Four years after the passage of the Mental Health Parity and Addiction Equity Act (MHPAEA), an act requiring that treatment for substance use disorders and mental illness be at parity with that for medical-surgical conditions, there is still no final rule for implementing the law. The law was enacted on October 3, 2008, with implementing regulations scheduled for release within a year. However, no regulations were completed until February of 2010, and then those were issued as “interim final rules”—in other words, not final.
Still, the law has resulted in some improvements, especially in areas that can be readily quantified, such as outpatient settings where there are now fewer problems with disproportionately high copayments, says Carol McDaid, principal with Capitol Decisions and a leader in the 16-year push for parity.
But there have been problems with non-quantitative treatment limitations (NQTLs)—restrictions on care that are based on factors other than number of days, visits, or dollars. Given the passage of time and the willingness of federal officials to look away as some state insurance commissioners ignore flagrant abuses of the MHPAEA, treatment providers are increasingly cynical about whether parity will ever be enforced.

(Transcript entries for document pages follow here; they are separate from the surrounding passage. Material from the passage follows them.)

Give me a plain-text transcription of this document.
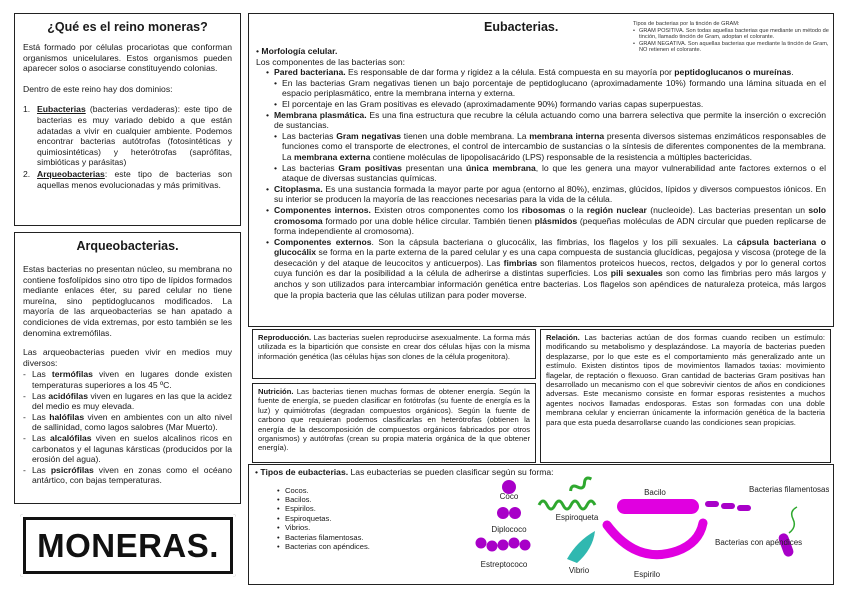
¿Qué es el reino moneras?

Está formado por células procariotas que conforman organismos unicelulares. Estos organismos pueden aparecer solos o asociarse constituyendo colonias.

Dentro de este reino hay dos dominios:

1. Eubacterias (bacterias verdaderas): este tipo de bacterias es muy variado debido a que están adatadas a vivir en cualquier ambiente. Podemos encontrar bacterias autótrofas (fotosintéticas y quimiosintéticas) y heterótrofas (saprófitas, simbióticas y parásitas)
2. Arqueobacterias: este tipo de bacterias son aquellas menos evolucionadas y más primitivas.
Arqueobacterias.

Estas bacterias no presentan núcleo, su membrana no contiene fosfolípidos sino otro tipo de lípidos formados mediante enlaces éter, su pared celular no tiene mureína, sino peptidoglucanos modificados. La mayoría de las arqueobacterias se han apatado a condiciones de vida extremas, por esto también se les denomina extremófilas.

Las arqueobacterias pueden vivir en medios muy diversos:

- Las termófilas viven en lugares donde existen temperaturas superiores a los 45 ºC.
- Las acidófilas viven en lugares en las que la acidez del medio es muy elevada.
- Las halófilas viven en ambientes con un alto nivel de sallinidad, como lagos salobres (Mar Muerto).
- Las alcalófilas viven en suelos alcalinos ricos en carbonatos y el lagunas kársticas (producidos por la erosión del agua).
- Las psicrófilas viven en zonas como el océano antártico, con bajas temperaturas.
MONERAS.
Eubacterias.	Tipos de bacterias por la tinción de GRAM:
• GRAM POSITIVA. Son todas aquellas bacterias que mediante un método de tinción, llamado tinción de Gram, adoptan el colorante.
• GRAM NEGATIVA. Son aquellas bacterias que mediante la tinción de Gram, NO retienen el colorante.
• Morfología celular.
Los componentes de las bacterias son:
• Pared bacteriana. Es responsable de dar forma y rigidez a la célula. Está compuesta en su mayoría por peptidoglucanos o mureínas.
• En las bacterias Gram negativas tienen un bajo porcentaje de peptidoglucano (aproximadamente 10%) formando una lámina situada en el espacio periplasmático, entre la membrana interna y externa.
• El porcentaje en las Gram positivas es elevado (aproximadamente 90%) formando varias capas superpuestas.
• Membrana plasmática. Es una fina estructura que recubre la célula actuando como una barrera selectiva que permite la inserción o excreción de sustancias.
• Las bacterias Gram negativas tienen una doble membrana. La membrana interna presenta diversos sistemas enzimáticos responsables de funciones como el transporte de electrones, el control de intercambio de sustancias o la síntesis de diferentes componentes de la membrana. La membrana externa contiene moléculas de lipopolisacárido (LPS) responsable de la resistencia a múltiples bactericidas.
• Las bacterias Gram positivas presentan una única membrana, lo que les genera una mayor vulnerabilidad ante factores externos o el ataque de diversas sustancias químicas.
• Citoplasma. Es una sustancia formada la mayor parte por agua (entorno al 80%), enzimas, glúcidos, lípidos y diversos compuestos iónicos. En su interior se producen la mayoría de las reacciones necesarias para la vida de la célula.
• Componentes internos. Existen otros componentes como los ribosomas o la región nuclear (nucleoide). Las bacterias presentan un solo cromosoma formado por una doble hélice circular. También tienen plásmidos (pequeñas moléculas de ADN circular que pueden replicarse de forma independiente al cromosoma).
• Componentes externos. Son la cápsula bacteriana o glucocálix, las fimbrias, los flagelos y los pili sexuales. La cápsula bacteriana o glucocálix se forma en la parte externa de la pared celular y es una capa compuesta de sustancia glucídicas, pegajosa y viscosa (protege de la desecación y del ataque de leucocitos y anticuerpos). Las fimbrias son filamentos proteicos huecos, rectos, delgados y por lo general cortos cuya función es dar la posibilidad a la célula de adherirse a distintas superficies. Los pili sexuales son como las fimbrias pero más largos y anchos y son utilizados para intercambiar información genética entre bacterias. Los flagelos son apéndices de naturaleza proteica, más largos que la propia bacteria que las células utilizan para poder moverse.

Reproducción. Las bacterias suelen reproducirse asexualmente. La forma más utilizada es la bipartición que consiste en crear dos células hijas con la misma información genética (las células hijas son clones de la célula progenitora).

Nutrición. Las bacterias tienen muchas formas de obtener energía. Según la fuente de energía, se pueden clasificar en fotótrofas (su fuente de energía es la luz) y quimiótrofas (degradan compuestos orgánicos). Según la fuente de carbono que requieran podemos clasificarlas en heterótrofas (obtienen la energía de la descomposición de compuestos orgánicos fabricados por otros organismos) y autótrofas (crean su propia materia orgánica de la que obtener energía).

Relación. Las bacterias actúan de dos formas cuando reciben un estímulo: modificando su metabolismo y desplazándose. La mayoría de bacterias pueden desplazarse, por lo que este es el comportamiento más generalizado ante un estímulo. Existen distintos tipos de movimientos llamados taxias: movimiento flagelar, de reptación o flexuoso. Gran cantidad de bacterias Gram positivas han desarrollado un mecanismo con el que sobrevivir cientos de años en condiciones adversas. Este mecanismo consiste en formar esporas resistentes a muchos agentes nocivos llamadas endosporas. Estas son formadas con una doble membrana celular y encierran únicamente la información genética de la bacteria para que esta pueda desarrollarse cuando las condiciones sean propicias.

• Tipos de eubacterias. Las eubacterias se pueden clasificar según su forma:
• Cocos.
• Bacilos.
• Espirilos.
• Espiroquetas.
• Vibrios.
• Bacterias filamentosas.
• Bacterias con apéndices.
Coco
Diplococo
Estreptococo
Espiroqueta
Vibrio
Bacilo
Espirilo
Bacterias filamentosas
Bacterias con apéndices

“There are good reasons for providers to be cynical,” McDaid tells Behavioral Healthcare. “That’s why we’re asking for a final rule.”
Too many shades of gray
The interim final rule (IFR) includes too many gray areas, making it easy for regulators to shy away from rigorous enforcement. The two main areas in dispute are scope of service and NQTLs. For scope of service, the main problem for behavioral healthcare involves inpatient treatment. Specifically, should inpatient treatment for mental illness or substance abuse be provided at parity with inpatient treatment for medical-surgical conditions? For organizations that provide inpatient, residential, or intensive outpatient services, it’s a huge question, given the ongoing difficulty with getting such services first, authorized and second, paid for by an insurer.
McDaid explains that the scope of service issue is clear in the body of the IFR, in which six classifications of services are specified:
· inpatient, in-network
· inpatient, out-of-network
· outpatient, in-network
· outpatient, out-of-network
· emergency care
· prescription drugs
Under the IFR, the treatment limitations applied to behavioral health care must not be more restrictive than those applied to medical-surgical care within each classification. For example, if a plan requires a 20 percent deductible for out-of-network inpatient care, it can’t require a higher deductible for out-of-network behavioral health care.
Inpatient vs. residential
Many providers don’t want to use the word “residential” anymore, because it’s too ambiguous. The mental health community thinks it means a group home. The insurance industry may think it’s domiciliary. The average person thinks inpatient and residential mean the same thing, but health plans don’t, notes McDaid.
Insurance companies want scope of service addressed as well. Pamela Greenberg, president and CEO of the Association for Behavioral Health and Wellness (ABHW), which represents managed behavioral healthcare organizations (MBHOs), agreed that there is a desire to have this addressed further. “They addressed it somewhat by talking about the classifications, but it needs to be more detailed and specific,” she told Behavioral Healthcare. “Right now we pay for residential treatment, but they know we need more guidance on this.”
One of the most onerous of the NQTLs is known as “fail-first,” in which insurance companies require patients to fail at a lower level of care before they will authorize a higher level. It works this way: A provider determines that a patient needs inpatient treatment, based on clinical needs. The insurance company refuses to authorize the admission, saying that the patient should get outpatient treatment first. Then, when the patient does not succeed at outpatient, inpatient is authorized. If “fail-first” approaches to treatment are used more in substance use disorders and mental illness than in medical-surgical conditions, the insurance company is violating the parity regulations. “We aren’t seeing the level of enforcement that we would like for NQTLs,” said McDaid.
But Greenberg thinks it’s very difficult to enforce NQTLs. “Certainly the federal government and states to some degree have been trying to implement parity,” she said. “But NQTLs are a difficult area, and I don’t know what more guidance can say to make it clearer.”
Three MBHOs—ValueOptions, Magellan, and Beacon—sued the federal government two years ago over the IFR because they said it was published without a comment period; comments by press spokesmen at the time indicated that the insurance companies did not think one could compare care for behavioral health problems to care for medical-surgical problems. They lost their case in court, but Greenberg is still concerned that the NQTLs not be enforced because, she said, the comparisons can’t be made.